Bardem however is wonderful in the role, and the fact that he can sell such a Christ-like martyr carrying the weight of the world on his shoulders should be commended. I wish he had been given a little more of a dark side; I don’t know what to say of a character who is only accidentally responsible for the numerous tragedies of the film’s second half. The guilt must be tremendous, but if he’s truly sorry, are we ever expected to believe he won’t be accepted into the afterlife? Also, are the criminals who exploit immigrants really as kind and caring as Uxbal? A corrupt police officer chides Uxbal for being sympathetic to the plight of the Chinese and Senegalese workers, comparing them to tigers that would tear the face off their trainer if they were hungry enough. This unsettling comparison made by the racist cop is echoed in the final act, when both Chinese and Senegalese characters try to exploit and betray the sickly Uxbal for their own gain. Again, do we really need to stress Uxbal’s holiness by contrasting it with the immigrants’ ungodliness? It’s ugly.

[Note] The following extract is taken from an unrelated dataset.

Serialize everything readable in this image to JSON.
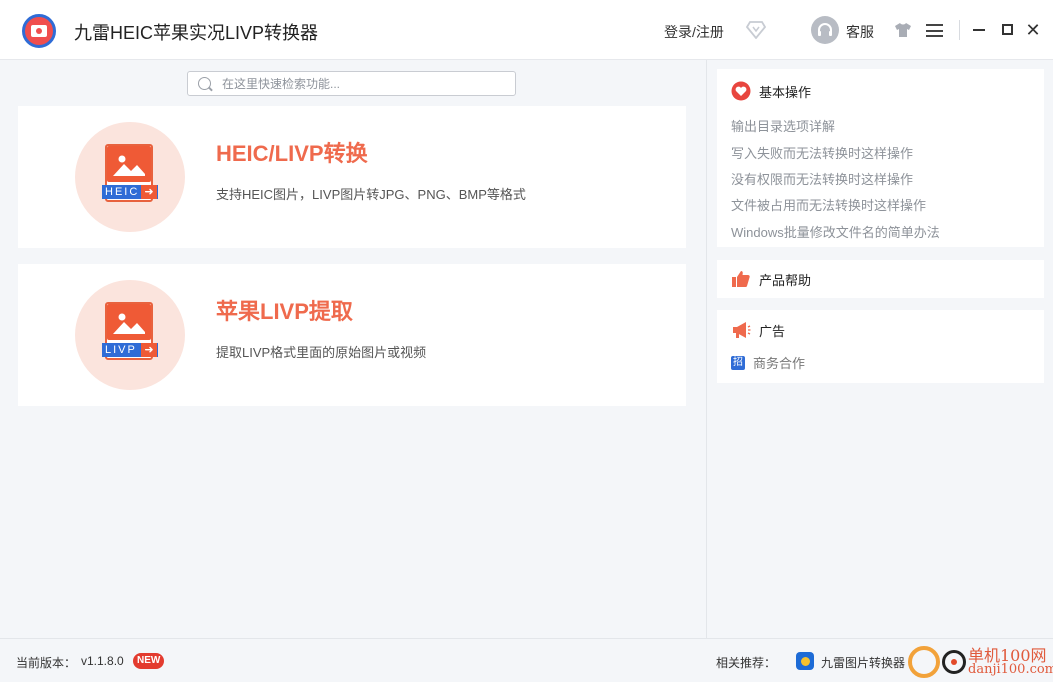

Troubling connotations aside, Iñárritu’s craftsmanship has never been better. He opens the film with a couple of seemingly unrelated sequences (in two separate aspect ratios, which is kind of on the nose, but effective nonetheless), and by the time they are repeated at the film’s finale, they take on an overwhelmingly beautiful and cathartic significance. Those opening/closing moments, as well as a couple of nifty new camera tricks Iñárritu has seemingly picked up since his last picture imply that he’s recently been watching a lot of Gaspar Noe (note the nightclub sequence and the repeated sound effect of Uxbal’s beating heart). What else can I say? A solid “three out of five”. Oh, what the hell; the brilliant Bardem – who, it must be reiterated, is brilliant (and one more for good luck: brilliant!) – kicks the film up an extra half star. Whatever that means.